Holy crap…literally 


I had no sleep last night thank to the demon toddler. The little sleep I did get was whilst lying on a beanbag next to his cot in a less than desirable position because he wanted me to hold his foot, yes, that’s right, his foot, for the duration of the night.

Due to this, I woke up in a less than cheerful mood this morning.

Even coffee hasn’t helped, and now I’m even more grumpy because he’s making me resort to eating a calorie filled Danish pastry because a sodding banana just isn’t going to cut it this morning.

By some miracle, we still managed to get out of the house fairly swiftly this morning despite me wheeling the laden down pushchair (today we had 2 school bags, 2 lunch boxes, a change of clothes in a bag for an after school tea visit for my eldest, a bag containing forest school outdoor wear for the middle one, football kit for the middle one, a cardboard shoe box for the middle one and an array of cardboard boxes for the middle one. As well as 3 children) out of the garage only to find it had a flat tyre. I pumped it up and noticed the air hissing out. It’s not a puncture, it’s a hole in the actual tyre. Arses. That’ll be a gaffa tape fix until tomorrow whilst i wait for some new ones to arrive in the post. Damn you inflated pushchair tyres, damn you!!!!!!!

We set off on our way to school and our route takes us down lots of alleyways. They’re all pretty grim with dog poo, Tenants Extra cans and decomposing leaves strewn down most of them, but it shaves 20 minutes off our walk to school so we can’t complain too much.

Me and the boys decided to turn down one of the side alleys between some houses this morning on the ‘morrisons alleyway’ (it’s a picturesque alleyway which takes you over train lines and past the local morrisons. It’s the height of excitement most mornings).

As we turned off the main alleyway onto the side one, i am greeted by the sight of a lady runner, crouched down with her pants and trousers down doing a crap down the alleyway. I kid you not.

I stared in disbelief at the woman who was squatting in the alleyway clad in her designer running gear, she looked stunned that she had been caught (why I’ll never know because it was school run time and a lot of parents use these alleyways as well as commuters walking to town) and we had clearly spooked her…but sadly not spooked enough to give her stage fright and prevent the poo from making an appearance.

With that, she pulled her trousers up quicker than you could say ‘poo!’, barged past me and the kids knocking us out the way and ran off leaving a steaming pile of turd down the alleyway.

I kid you not, it took everything in my power not to throw up right then and there. Even the kids who like to eat their own bogies were disgusted and retching. That’s how bad it was.

We swiftly made our way out of the alleyway and were flabbergasted at what we had just been subjected to on the school run. I mean, for goodness sake, if you have a funny tummy don’t go out for a run, or try and hold it in and get to morrisons where there are toilet facilities. Seriously. Gross. I always knew running was bad for you… 😉 And besides, doesn’t she realise how cold it was this morning?! She’s lucky she didn’t get frostbite…

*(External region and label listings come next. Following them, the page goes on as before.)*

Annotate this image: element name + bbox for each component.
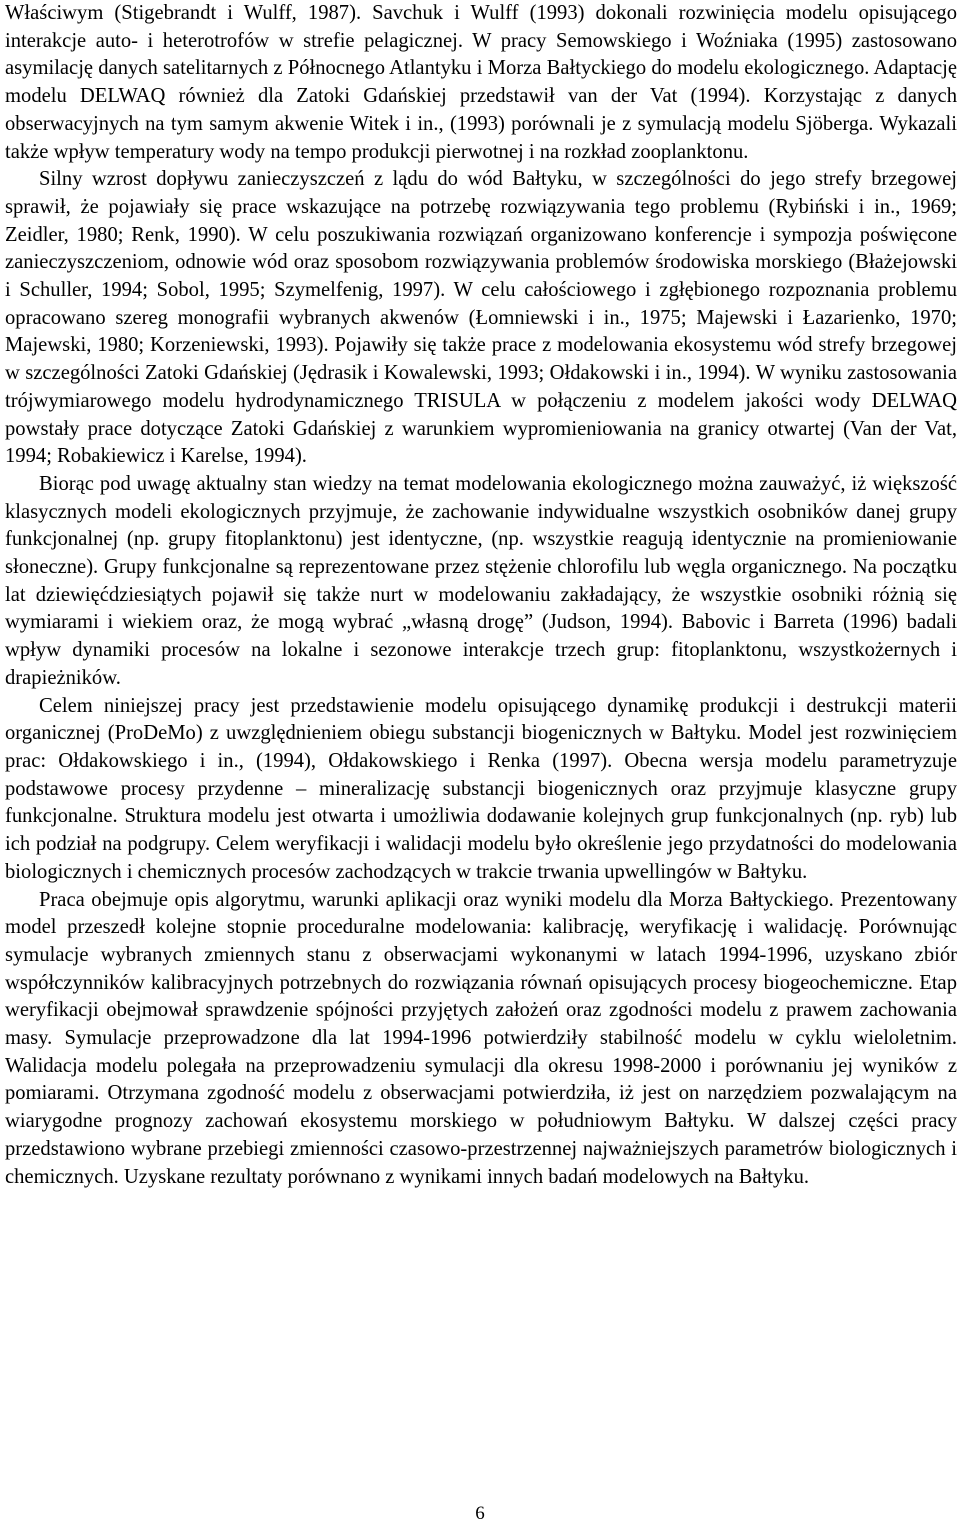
paragraph-4: Celem niniejszej pracy jest przedstawienie modelu opisującego dynamikę produkcji i destrukcji materii organicznej (ProDeMo) z uwzględnieniem obiegu substancji biogenicznych w Bałtyku. Model jest rozwinięciem prac: Ołdakowskiego i in., (1994), Ołdakowskiego i Renka (1997). Obecna wersja modelu parametryzuje podstawowe procesy przydenne – mineralizację substancji biogenicznych oraz przyjmuje klasyczne grupy funkcjonalne. Struktura modelu jest otwarta i umożliwia dodawanie kolejnych grup funkcjonalnych (np. ryb) lub ich podział na podgrupy. Celem weryfikacji i walidacji modelu było określenie jego przydatności do modelowania biologicznych i chemicznych procesów zachodzących w trakcie trwania upwellingów w Bałtyku. [5,694,957,883]
page-number: 6 [475,1503,485,1524]
document-page [5,0,957,1191]
paragraph-2: Silny wzrost dopływu zanieczyszczeń z lądu do wód Bałtyku, w szczególności do jego strefy brzegowej sprawił, że pojawiały się prace wskazujące na potrzebę rozwiązywania tego problemu (Rybiński i in., 1969; Zeidler, 1980; Renk, 1990). W celu poszukiwania rozwiązań organizowano konferencje i sympozja poświęcone zanieczyszczeniom, odnowie wód oraz sposobom rozwiązywania problemów środowiska morskiego (Błażejowski i Schuller, 1994; Sobol, 1995; Szymelfenig, 1997). W celu całościowego i zgłębionego rozpoznania problemu opracowano szereg monografii wybranych akwenów (Łomniewski i in., 1975; Majewski i Łazarienko, 1970; Majewski, 1980; Korzeniewski, 1993). Pojawiły się także prace z modelowania ekosystemu wód strefy brzegowej w szczególności Zatoki Gdańskiej (Jędrasik i Kowalewski, 1993; Ołdakowski i in., 1994). W wyniku zastosowania trójwymiarowego modelu hydrodynamicznego TRISULA w połączeniu z modelem jakości wody DELWAQ powstały prace dotyczące Zatoki Gdańskiej z warunkiem wypromieniowania na granicy otwartej (Van der Vat, 1994; Robakiewicz i Karelse, 1994). [5,168,957,468]
paragraph-5: Praca obejmuje opis algorytmu, warunki aplikacji oraz wyniki modelu dla Morza Bałtyckiego. Prezentowany model przeszedł kolejne stopnie proceduralne modelowania: kalibrację, weryfikację i walidację. Porównując symulacje wybranych zmiennych stanu z obserwacjami wykonanymi w latach 1994-1996, uzyskano zbiór współczynników kalibracyjnych potrzebnych do rozwiązania równań opisujących procesy biogeochemiczne. Etap weryfikacji obejmował sprawdzenie spójności przyjętych założeń oraz zgodności modelu z prawem zachowania masy. Symulacje przeprowadzone dla lat 1994-1996 potwierdziły stabilność modelu w cyklu wieloletnim. Walidacja modelu polegała na przeprowadzeniu symulacji dla okresu 1998-2000 i porównaniu jej wyników z pomiarami. Otrzymana zgodność modelu z obserwacjami potwierdziła, iż jest on narzędziem pozwalającym na wiarygodne prognozy zachowań ekosystemu morskiego w południowym Bałtyku. W dalszej części pracy przedstawiono wybrane przebiegi zmienności czasowo-przestrzennej najważniejszych parametrów biologicznych i chemicznych. Uzyskane rezultaty porównano z wynikami innych badań modelowych na Bałtyku. [5,888,957,1188]
paragraph-3: Biorąc pod uwagę aktualny stan wiedzy na temat modelowania ekologicznego można zauważyć, iż większość klasycznych modeli ekologicznych przyjmuje, że zachowanie indywidualne wszystkich osobników danej grupy funkcjonalnej (np. grupy fitoplanktonu) jest identyczne, (np. wszystkie reagują identycznie na promieniowanie słoneczne). Grupy funkcjonalne są reprezentowane przez stężenie chlorofilu lub węgla organicznego. Na początku lat dziewięćdziesiątych pojawił się także nurt w modelowaniu zakładający, że wszystkie osobniki różnią się wymiarami i wiekiem oraz, że mogą wybrać „własną drogę” (Judson, 1994). Babovic i Barreta (1996) badali wpływ dynamiki procesów na lokalne i sezonowe interakcje trzech grup: fitoplanktonu, wszystkożernych i drapieżników. [5,472,957,689]
paragraph-1: Właściwym (Stigebrandt i Wulff, 1987). Savchuk i Wulff (1993) dokonali rozwinięcia modelu opisującego interakcje auto- i heterotrofów w strefie pelagicznej. W pracy Semowskiego i Woźniaka (1995) zastosowano asymilację danych satelitarnych z Północnego Atlantyku i Morza Bałtyckiego do modelu ekologicznego. Adaptację modelu DELWAQ również dla Zatoki Gdańskiej przedstawił van der Vat (1994). Korzystając z danych obserwacyjnych na tym samym akwenie Witek i in., (1993) porównali je z symulacją modelu Sjöberga. Wykazali także wpływ temperatury wody na tempo produkcji pierwotnej i na rozkład zooplanktonu. [5,2,957,163]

Please, whoever you are, don’t ever do that again. It’s bad enough when the kids on the school run stand in the numerous dog turds that are strewn all over the bloody shop (I’ve seen 2 dogs in the last week – whose owners children go to our school – poo on the path we have to walk on and the owners have done nothing about it and left it there…seriously not cool).
This experience this morning has made me want to vom and move away to the middle of nowhere in Scotland where I don’t have to deal with poop alleys (pardon the punn)…and this whole episode has unfortunately put me off my Danish that I was in such dire need of.

And that’s made me really angry…. 💩😷



  1. January 19, 2016 / 10:55 am

    Oh. My. Word!!!!!! That is rancid! Apparently running gives you the trots so maybe she was caught unawares. But still!!!
    You’ll have to bank the Danish that you’re owed for another day! Xx

  2. January 21, 2016 / 9:20 pm

    When things happen, like flat tires that make me late, I comfort myself into thinking that a higher power had a reason (that if everything had gone as I had planned I might have been at the wrong place at the wrong time and involved in some sort accident) I’m not sure what this story says about that higher power … I had suspected he had a sense of humour…why am I not surprise that if God is a boy, it’s potty humour

  3. September 21, 2017 / 7:15 am

    OMG that’s vile!But Funny.But vile!My brother told me once he was at work – Big DIY chain- and saw a guy shake something out of his trouser leg.When he’d left he nipped over to look & found a bloody great big log.I also had a guy poo himself while I was at work it was everywhere including dripped all over the carpet and he left his pants in the sanitary bin Vom.